AI has created the ‘very best’ burger to avoid wasting the planet and it tastes like mushroom
The mushroom-based patty recipe was designed by American scientists using more than 2,200 recipes and AI to achieve an environmental impact much lower than a popular fast food burger
The “ideal” burger for taste, health, and saving the planet has been created using AI technology. The resulting mushroom-based patty recipe was designed by American scientists using more than 2,200 recipes to achieve an environmental impact much lower than a popular fast food burger.
It combines portobello mushrooms, arugula, rosemary, grains, and condiments. And the recipe can now be personalised to suit every palate using state of the art AI technology.
Professor Ellen Kuhl estimates that there are more than 1,000 potential burger recipes in the world. And using BurgerAI – a tool developed in her lab at Stanford University in California – artificial intelligence can now design personalised patties that best suit your age, taste, nutritional need, and even your sustainability goal.

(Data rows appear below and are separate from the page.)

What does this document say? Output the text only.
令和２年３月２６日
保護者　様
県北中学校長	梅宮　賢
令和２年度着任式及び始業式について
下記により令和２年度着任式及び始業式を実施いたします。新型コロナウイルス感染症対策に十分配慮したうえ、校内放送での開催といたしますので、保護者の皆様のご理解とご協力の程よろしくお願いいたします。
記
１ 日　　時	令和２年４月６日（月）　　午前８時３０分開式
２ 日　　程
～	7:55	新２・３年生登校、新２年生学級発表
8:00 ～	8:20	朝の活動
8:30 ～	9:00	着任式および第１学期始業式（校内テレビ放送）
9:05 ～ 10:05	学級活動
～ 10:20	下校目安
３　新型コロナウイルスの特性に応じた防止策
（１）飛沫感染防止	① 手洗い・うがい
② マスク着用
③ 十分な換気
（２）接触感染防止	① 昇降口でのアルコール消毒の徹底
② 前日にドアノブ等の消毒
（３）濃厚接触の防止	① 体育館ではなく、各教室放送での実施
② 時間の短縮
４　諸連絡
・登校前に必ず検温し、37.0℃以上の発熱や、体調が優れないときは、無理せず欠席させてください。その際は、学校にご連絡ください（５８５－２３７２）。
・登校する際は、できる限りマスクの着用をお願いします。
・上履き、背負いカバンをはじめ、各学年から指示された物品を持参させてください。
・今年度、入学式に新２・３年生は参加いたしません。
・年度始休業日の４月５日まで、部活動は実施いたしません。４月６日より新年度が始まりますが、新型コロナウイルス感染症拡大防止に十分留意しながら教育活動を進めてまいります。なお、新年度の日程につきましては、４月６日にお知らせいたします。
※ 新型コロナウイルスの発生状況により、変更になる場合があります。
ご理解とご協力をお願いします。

But Prof Kuhl explained that BurgerAI’s ability to suggest a great-tasting, nutritionally complex, sustainably produced burger is only part of the story. She says that, more broadly, the innovation heralds a shift for AI itself: moving it from prediction to design.
Prof Kuhl, who directs Stanford Bio-X – an interdisciplinary life sciences institute that brings together researchers across medicine, said: “Most AI systems are trained to predict what already exists.

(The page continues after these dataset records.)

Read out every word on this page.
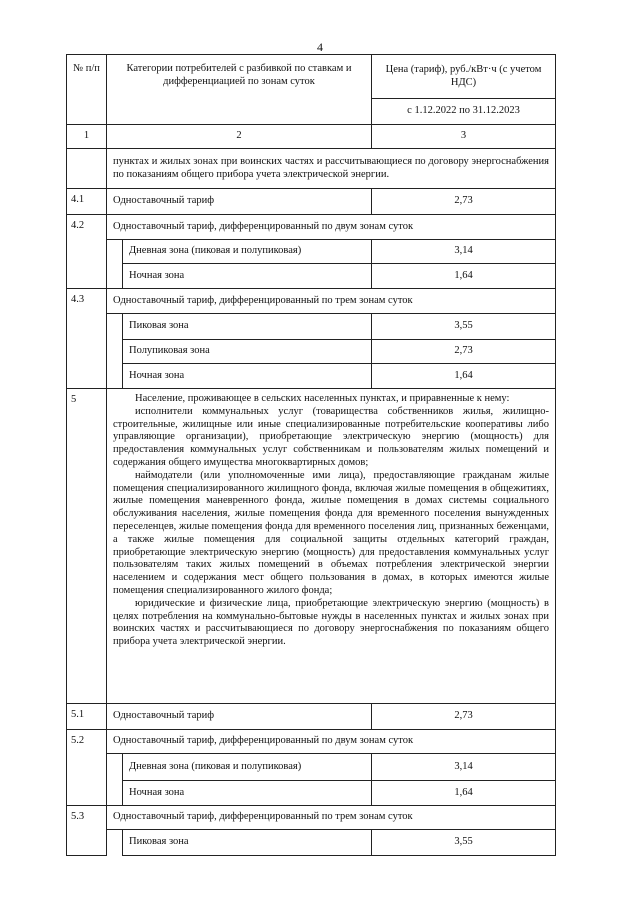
4
№ п/п	Категории потребителей с разбивкой по ставкам и дифференциацией по зонам суток		Цена (тариф), руб./кВт·ч (с учетом НДС)
			с 1.12.2022 по 31.12.2023
1	2		3
	пунктах и жилых зонах при воинских частях и рассчитывающиеся по договору энергоснабжения по показаниям общего прибора учета электрической энергии.		
4.1	Одноставочный тариф		2,73
4.2	Одноставочный тариф, дифференцированный по двум зонам суток		
		Дневная зона (пиковая и полупиковая)	3,14
		Ночная зона	1,64
4.3	Одноставочный тариф, дифференцированный по трем зонам суток		
		Пиковая зона	3,55
		Полупиковая зона	2,73
		Ночная зона	1,64
5	Население, проживающее в сельских населенных пунктах, и приравненные к нему:
исполнители коммунальных услуг (товарищества собственников жилья, жилищно-строительные, жилищные или иные специализированные потребительские кооперативы либо управляющие организации), приобретающие электрическую энергию (мощность) для предоставления коммунальных услуг собственникам и пользователям жилых помещений и содержания общего имущества многоквартирных домов;
наймодатели (или уполномоченные ими лица), предоставляющие гражданам жилые помещения специализированного жилищного фонда, включая жилые помещения в общежитиях, жилые помещения маневренного фонда, жилые помещения в домах системы социального обслуживания населения, жилые помещения фонда для временного поселения вынужденных переселенцев, жилые помещения фонда для временного поселения лиц, признанных беженцами, а также жилые помещения для социальной защиты отдельных категорий граждан, приобретающие электрическую энергию (мощность) для предоставления коммунальных услуг пользователям таких жилых помещений в объемах потребления электрической энергии населением и содержания мест общего пользования в домах, в которых имеются жилые помещения специализированного жилого фонда;
юридические и физические лица, приобретающие электрическую энергию (мощность) в целях потребления на коммунально-бытовые нужды в населенных пунктах и жилых зонах при воинских частях и рассчитывающиеся по договору энергоснабжения по показаниям общего прибора учета электрической энергии.		

5.1	Одноставочный тариф		2,73
5.2	Одноставочный тариф, дифференцированный по двум зонам суток		
		Дневная зона (пиковая и полупиковая)	3,14
		Ночная зона	1,64
5.3	Одноставочный тариф, дифференцированный по трем зонам суток		
		Пиковая зона	3,55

“We wanted AI to invent what should exist next. BurgerAI does not ask, ‘What burger is most likely?’ It asks, ‘What burger best satisfies these important and complex objectives?’”
Prof Kuhl says food is the “next big thing” in biosciences – a focus that combines elements of human experience and culture, health and nutrition, and environmental impact.
Dr Vahidullah Tac, a postdoctoral fellow in Prof Kuhl’s lab, said: “Food choices are some of the most consequential decisions humans make every day. Food was an easy motivator. With one arrow, you can hit two targets – planetary health and personal health. It’s a great and impactful research area.”
Prof Kuhl’s team has just published two papers on BurgerAI, of which Dr Tac is the first author. The first introduces BurgerAI while the second paper reveals that the same mathematical principles that drive BurgerAI also underpin diffusion-based generative AI more broadly and create connections to technical fields such as materials design, physics, and engineering.
Prof Kuhl said: “For centuries, food design has been a matter of intuition, experience, and trial and error. We are beginning to show that AI can transform food design into a quantitative science with applications in other important fields.”
Using 2,216 burger recipes from Food.com as a data source, she explained that BurgerAI learns patterns in ingredient combinations and quantities and then generates new burger recipes from scratch. The AI then matches those characterisations against human flavour and textural preference profiles.
The results are entirely new recipes optimised for deliciousness, sustainability, and nutrition, and personalised based on gender, age, and physical activity.
Prof Kuhl said the ultimate test was not computational but culinary. The research team served five professionally prepared, AI-designed burgers to more than 100 diners in a blinded taste test at a San Francisco restaurant.
In a side-by-side comparison to a popular fast-food burger, BurgerAI’s two variations of its Delicious Burger scored the same or better in overall liking, flavour and texture. Its Mushroom Burger reduced environmental impact by more than an order of magnitude, and its Bean Burger achieved around twice the nutritional score of the fast-food burger.
Prof Kuhl said: “AI did not just generate plausible burger recipes – it created burgers that real people enjoy. That may sound simple, but it means the model learned what makes food appealing to the human palate and was able to navigate a design space with near-infinite possible burger combinations to find real-world solutions.”
Dr Tac was genuinely surprised by how well the sustainable burgers performed. He said: “We expected some trade-off between sustainability and consumer acceptance. But we found a burger with dramatically lower environmental impact could still compete with one of the world’s most successful burgers.”
The research team says the same generative design framework used to develop BurgerAI could have implications in other fields, such as pharmaceuticals, materials and biomolecules.
As with food, which requires a balance of taste, nutrition, cost, and sustainability, Prof Kuhl says many of society’s biggest challenges must balance competing objectives.
If AI can help navigate trade-offs in recipe design, she said it could also help discover new medicines, engineer advanced materials, and create more sustainable products.
Prof Kuhl added: “The burger is just the beginning. We see food as a model system for a much larger vision: AI as a partner in scientific and engineering discovery.”